Statistically, roller coasters are very safe. The Committee for Safety of Consumer Products U.S. (Consumer Product Safety Commission) estimates that 134 park guests required hospitalization in 2001 and deaths in the general leisure attractions are about two per year. According to a study by Six Flags, there were 319 million visits in 2001. The study concluded that the visitor had a chance of one of more than two hundred fifty million died in the park, and injury rates in children's attractions, golf and flying chairs is greater than that of the big rides. In short, it is more dangerous to travel by car to the park to stay in it or enjoy its attractions.

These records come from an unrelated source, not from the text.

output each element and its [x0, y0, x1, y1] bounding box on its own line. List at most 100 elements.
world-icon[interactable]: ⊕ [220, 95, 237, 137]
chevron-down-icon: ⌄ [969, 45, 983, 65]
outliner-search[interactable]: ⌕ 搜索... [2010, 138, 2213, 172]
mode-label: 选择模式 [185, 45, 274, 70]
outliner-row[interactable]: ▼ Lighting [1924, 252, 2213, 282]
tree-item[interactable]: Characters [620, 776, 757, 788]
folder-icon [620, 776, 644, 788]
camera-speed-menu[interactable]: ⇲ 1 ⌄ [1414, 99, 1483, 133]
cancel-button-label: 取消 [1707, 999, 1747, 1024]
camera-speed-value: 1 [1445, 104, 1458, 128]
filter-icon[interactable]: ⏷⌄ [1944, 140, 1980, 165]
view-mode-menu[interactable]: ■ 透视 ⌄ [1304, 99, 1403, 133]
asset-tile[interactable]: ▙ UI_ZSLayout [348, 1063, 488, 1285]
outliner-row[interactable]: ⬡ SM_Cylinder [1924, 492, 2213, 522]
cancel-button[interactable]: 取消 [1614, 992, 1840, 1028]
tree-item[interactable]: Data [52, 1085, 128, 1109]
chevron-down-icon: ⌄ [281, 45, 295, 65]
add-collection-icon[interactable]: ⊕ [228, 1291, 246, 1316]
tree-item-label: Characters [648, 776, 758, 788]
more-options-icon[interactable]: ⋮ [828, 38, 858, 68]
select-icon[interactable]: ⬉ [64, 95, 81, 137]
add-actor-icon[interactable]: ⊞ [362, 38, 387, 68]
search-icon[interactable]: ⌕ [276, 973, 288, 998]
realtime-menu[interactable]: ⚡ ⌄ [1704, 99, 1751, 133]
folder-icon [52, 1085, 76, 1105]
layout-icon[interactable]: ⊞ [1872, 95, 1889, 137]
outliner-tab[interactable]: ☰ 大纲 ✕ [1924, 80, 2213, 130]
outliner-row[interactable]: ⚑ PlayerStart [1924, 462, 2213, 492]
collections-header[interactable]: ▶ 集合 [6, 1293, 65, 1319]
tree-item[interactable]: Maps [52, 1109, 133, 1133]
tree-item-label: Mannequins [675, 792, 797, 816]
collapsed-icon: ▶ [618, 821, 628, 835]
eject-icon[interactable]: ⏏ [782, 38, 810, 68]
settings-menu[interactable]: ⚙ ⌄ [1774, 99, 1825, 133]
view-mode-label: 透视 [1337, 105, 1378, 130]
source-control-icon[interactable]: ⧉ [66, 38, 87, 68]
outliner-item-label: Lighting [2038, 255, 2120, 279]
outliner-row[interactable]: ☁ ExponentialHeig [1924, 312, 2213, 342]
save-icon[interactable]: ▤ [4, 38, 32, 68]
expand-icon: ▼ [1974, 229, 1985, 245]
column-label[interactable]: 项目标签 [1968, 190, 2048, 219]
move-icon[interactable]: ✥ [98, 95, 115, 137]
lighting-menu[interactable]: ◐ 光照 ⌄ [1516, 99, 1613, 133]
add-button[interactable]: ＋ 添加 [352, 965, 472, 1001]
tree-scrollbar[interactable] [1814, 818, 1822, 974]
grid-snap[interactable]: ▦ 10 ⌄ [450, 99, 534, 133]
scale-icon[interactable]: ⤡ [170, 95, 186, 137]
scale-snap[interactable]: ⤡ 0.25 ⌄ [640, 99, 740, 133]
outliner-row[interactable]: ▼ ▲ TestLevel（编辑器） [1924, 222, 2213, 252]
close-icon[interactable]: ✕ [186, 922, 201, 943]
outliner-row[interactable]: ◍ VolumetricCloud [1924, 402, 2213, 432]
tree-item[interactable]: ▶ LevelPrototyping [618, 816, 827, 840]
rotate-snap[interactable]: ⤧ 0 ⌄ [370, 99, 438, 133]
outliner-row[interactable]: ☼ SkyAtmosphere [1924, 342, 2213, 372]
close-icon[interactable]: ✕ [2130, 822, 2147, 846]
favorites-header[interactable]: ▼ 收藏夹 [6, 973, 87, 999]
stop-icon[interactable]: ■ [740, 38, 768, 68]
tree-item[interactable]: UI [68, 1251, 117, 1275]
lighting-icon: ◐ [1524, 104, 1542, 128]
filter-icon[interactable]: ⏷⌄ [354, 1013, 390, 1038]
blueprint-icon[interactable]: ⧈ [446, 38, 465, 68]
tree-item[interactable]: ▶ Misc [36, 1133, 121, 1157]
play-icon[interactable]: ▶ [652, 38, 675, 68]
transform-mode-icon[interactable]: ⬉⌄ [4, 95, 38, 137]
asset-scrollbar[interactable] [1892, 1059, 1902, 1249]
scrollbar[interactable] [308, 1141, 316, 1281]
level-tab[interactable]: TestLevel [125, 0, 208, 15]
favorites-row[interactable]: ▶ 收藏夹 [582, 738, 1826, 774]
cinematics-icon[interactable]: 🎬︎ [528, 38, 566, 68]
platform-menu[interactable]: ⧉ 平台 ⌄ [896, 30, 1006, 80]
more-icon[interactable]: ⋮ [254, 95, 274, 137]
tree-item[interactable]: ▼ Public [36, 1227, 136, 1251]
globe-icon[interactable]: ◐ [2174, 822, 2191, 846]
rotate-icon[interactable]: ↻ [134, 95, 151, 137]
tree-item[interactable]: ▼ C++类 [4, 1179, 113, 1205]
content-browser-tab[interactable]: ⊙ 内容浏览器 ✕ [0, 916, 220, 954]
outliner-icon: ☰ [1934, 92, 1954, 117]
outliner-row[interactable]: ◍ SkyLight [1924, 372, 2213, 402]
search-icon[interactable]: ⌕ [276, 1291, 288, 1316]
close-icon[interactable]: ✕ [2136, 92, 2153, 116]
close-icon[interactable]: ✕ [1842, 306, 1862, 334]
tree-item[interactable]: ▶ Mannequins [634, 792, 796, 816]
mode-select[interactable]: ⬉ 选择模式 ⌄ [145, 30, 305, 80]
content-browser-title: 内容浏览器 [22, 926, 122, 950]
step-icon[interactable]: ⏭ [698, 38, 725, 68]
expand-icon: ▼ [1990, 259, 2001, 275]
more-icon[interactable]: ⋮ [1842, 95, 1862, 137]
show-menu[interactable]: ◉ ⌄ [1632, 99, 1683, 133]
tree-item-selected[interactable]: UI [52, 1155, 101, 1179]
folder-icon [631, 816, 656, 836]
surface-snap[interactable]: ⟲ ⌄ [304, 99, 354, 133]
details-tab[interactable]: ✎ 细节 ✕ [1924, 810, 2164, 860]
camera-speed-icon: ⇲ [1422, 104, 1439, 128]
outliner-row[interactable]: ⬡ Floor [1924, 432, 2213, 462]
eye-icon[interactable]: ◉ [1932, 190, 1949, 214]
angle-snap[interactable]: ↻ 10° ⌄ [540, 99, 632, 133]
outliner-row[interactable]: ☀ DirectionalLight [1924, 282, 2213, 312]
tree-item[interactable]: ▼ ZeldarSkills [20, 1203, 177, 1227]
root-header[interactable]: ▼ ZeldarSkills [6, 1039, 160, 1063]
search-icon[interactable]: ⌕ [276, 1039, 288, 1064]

In 1999, a passenger weighing over 180 kg could not close properly harness (safety bar) and was thrown from Superman coaster at Six Flags Darien Lake, with serious injuries. Besides this, there was a similar accident in 2004 when a man over 100 kg with cerebral palsy went to Six Flags New England and in the last corner of the route, was thrown and died in the accident or that recently occurred at Six Flags Kentucky Kingdom in Louisville KY this. where a 13-year-old lost both legs when a brake cable broke off impacting people on board the accident causing the girl who lost limbs. Also in recent months also a man shot out of the attraction Stampida in Port Aventura, a theme park that is north east of Spain in the province of Tarragona in the town of Salou. The victim, a male canary, 32, not obey the warnings that limited the use of this roller coaster attraction of obese people over a certain weight. The investigation concluded that excess weight of the victim could be the cause of the failure of the handrail. The victim died of multiple injuries by falling head. The strange thing was that when the pull came into place, everything was in perfect order, the bar below the belt as well and everything normal. Critics maintain that, apart from good security there, there are still accidents and many of them avoidable. Most attractions accidents due to reckless behavior by users.
In recent years, controversy has focused on the safety of some attractions increasingly wild and extreme. There are suspicions that speed (both in turns as linearly) the passenger can cause slight changes in the brain. In 2003 the Brain Injury Association of America concluded in a study that "There is evidence that roller coasters have some risk to the health of some people at some point. Equally evident is that the vast majority of travelers will not have problems." Anyway, most parks warn with no health problems which should be mounted to avoid risks such as heart problems or back neck, being pregnant, or having surgery recently.

An inverted: Jerudong Park Playground, Brunei.

Riding Expedition GeForce, a megacoáster in Holiday Park, Germany.